Felix's boss said that Felix needs to quit his job or they will set him up as a thief. Both Ida and Felix had to quit their jobs.
I was called to the Dean's office. I was so very afraid that they will put me in front of all the students, just like they did for Michael. When I came into the Deans office, I was prepared to beg him not to make me go through this process. But he was very nice to me. He asked if I was sure of my decision, told me what a great student I am, promised a very bright future in College if I stay. And at the end he shook my hand, gave me my transcripts and wished me and my family best of luck. I was relieved and thankful!
After we submitted our documents to the government agency, we just had to sit and wait. If they will say "No" - we are finished. No one will ever hire or help us, we will have no place to live, no friends to turn to. Scary!!!

Monday, May 7, 2012

#14 ~ 1974 ~ No turning back

Being a full time student and a new Mother had lots of challenges. I was always going, going, going. I was studying for tests while nursing, and falling asleep during the lectures. The fact that we did not have diapers or store-ready baby food had all of us constantly washing, ironing and folding. My hands were raw from the soap.
It was also a luck and a miracle that we were able to buy a stroller. We used it as a crib as well.
Felix started talking again about us leaving the Soviet Union. Now he had facts, stories and advice from the letters that were coming from friends and relatives abroad. I was beginning to see that we had no future, but it was so scary, frightening and worrisome to even think about it.

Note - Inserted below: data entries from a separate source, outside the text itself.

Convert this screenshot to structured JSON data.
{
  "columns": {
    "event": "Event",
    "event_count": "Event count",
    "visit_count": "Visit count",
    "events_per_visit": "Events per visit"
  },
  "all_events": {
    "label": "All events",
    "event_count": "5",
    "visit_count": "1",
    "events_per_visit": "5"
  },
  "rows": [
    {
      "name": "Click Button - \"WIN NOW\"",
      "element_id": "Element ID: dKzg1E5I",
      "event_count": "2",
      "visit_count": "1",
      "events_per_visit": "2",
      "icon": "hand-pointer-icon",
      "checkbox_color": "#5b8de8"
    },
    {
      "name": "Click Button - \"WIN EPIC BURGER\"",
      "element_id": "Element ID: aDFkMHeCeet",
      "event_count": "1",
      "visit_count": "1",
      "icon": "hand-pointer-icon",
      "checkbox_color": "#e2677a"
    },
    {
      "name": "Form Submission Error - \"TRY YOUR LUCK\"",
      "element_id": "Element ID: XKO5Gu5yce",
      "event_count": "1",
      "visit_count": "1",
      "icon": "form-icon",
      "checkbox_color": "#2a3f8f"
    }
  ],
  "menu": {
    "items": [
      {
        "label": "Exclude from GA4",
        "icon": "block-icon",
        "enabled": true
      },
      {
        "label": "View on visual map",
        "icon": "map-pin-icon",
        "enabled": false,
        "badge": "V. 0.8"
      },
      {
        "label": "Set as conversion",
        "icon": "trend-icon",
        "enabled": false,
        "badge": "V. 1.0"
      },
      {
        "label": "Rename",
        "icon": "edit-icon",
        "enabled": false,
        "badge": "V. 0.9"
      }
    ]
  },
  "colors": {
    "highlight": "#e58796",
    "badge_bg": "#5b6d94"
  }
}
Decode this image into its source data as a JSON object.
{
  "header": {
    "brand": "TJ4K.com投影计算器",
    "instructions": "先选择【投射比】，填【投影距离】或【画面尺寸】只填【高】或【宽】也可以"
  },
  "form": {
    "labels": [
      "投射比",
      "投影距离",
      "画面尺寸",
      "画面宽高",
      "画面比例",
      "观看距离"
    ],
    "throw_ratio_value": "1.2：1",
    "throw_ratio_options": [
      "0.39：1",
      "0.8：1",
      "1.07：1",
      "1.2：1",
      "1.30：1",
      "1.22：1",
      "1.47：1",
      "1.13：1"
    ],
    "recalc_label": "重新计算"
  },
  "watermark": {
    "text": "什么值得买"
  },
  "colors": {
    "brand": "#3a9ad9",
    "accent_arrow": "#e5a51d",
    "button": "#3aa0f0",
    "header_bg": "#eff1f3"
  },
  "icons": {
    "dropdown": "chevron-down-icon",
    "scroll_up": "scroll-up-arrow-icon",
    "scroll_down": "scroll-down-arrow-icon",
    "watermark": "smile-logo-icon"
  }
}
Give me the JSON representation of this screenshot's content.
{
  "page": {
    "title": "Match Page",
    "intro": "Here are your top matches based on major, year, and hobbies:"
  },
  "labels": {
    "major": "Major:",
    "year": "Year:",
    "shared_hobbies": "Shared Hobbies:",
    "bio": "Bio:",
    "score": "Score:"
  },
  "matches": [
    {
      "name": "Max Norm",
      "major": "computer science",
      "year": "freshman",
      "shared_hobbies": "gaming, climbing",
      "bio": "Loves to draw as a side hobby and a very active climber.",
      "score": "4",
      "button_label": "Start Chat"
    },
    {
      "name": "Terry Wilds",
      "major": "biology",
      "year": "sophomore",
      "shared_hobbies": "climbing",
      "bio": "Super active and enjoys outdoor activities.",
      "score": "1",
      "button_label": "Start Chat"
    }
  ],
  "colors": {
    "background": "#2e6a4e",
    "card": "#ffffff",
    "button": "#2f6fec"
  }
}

One morning in College, we had an announcement to report to the large auditorium for an important meeting. It usually happened only in the beginning of the school year. We  were all very happy, because we would miss our boring philosophy class. Once we were seated, the dean escorted to the stage one of the students, Michael and without any formal introductions, greetings, etc. announced: "Meet the enemy of the state, the trader, possibly enemy agent..." Everyone was stunned. We new Michael. He was a shy, quiet, always pleasant and smiling boy. The reason they made those accusations was: Michael and his family was immigrating to Israel. One by one professors and students were coming on the stage and were saying horrible, stabbing words to him. Michael was ghastly white, with tears in his eyes and his head down. He was only 18 years old and not prepared to this cruelty, humiliation  and accusations. It lasted for two excruciating long hours. I felt his pain and hurt.
I also was terrified. I thought: "I would rather die than go through this".
No caption needed!
Baby Masha was our source of joy and happiness. She was so beautiful! Every sound and move she made seemed like a miracle to me, a very proud and a very young mother.

Marina, Felix and baby Masha
One day I came home from school and went straight to the kitchen to prepare dinner. I took Mashoonya with me and put her on the sofa in the hall, so I could keep an eye on her while cooking. She was sound asleep. I heard the front door open and knew that it was Felix coming home from work. He ran up to the sofa, picked the baby up and was walking to the kitchen to give me a kiss. Before he reached me, a huge piece of the ceiling fell down, right on the spot where Masha was sleeping 3 seconds ago. We both froze in disbelief. I started crying, and shaking from the horrible thought of what would've happened, that she could be killed. For months I would wake up from the nightmare and thoughts what if Felix would be late, or did not pick Masha or...
At that very moment we both decided that no matter what we have to go through, what we have to endure, we must leave this town, this country, this life.
I had to tell my family about our decision and I knew it was going to be very, very hard. But it was NO TURNING BACK!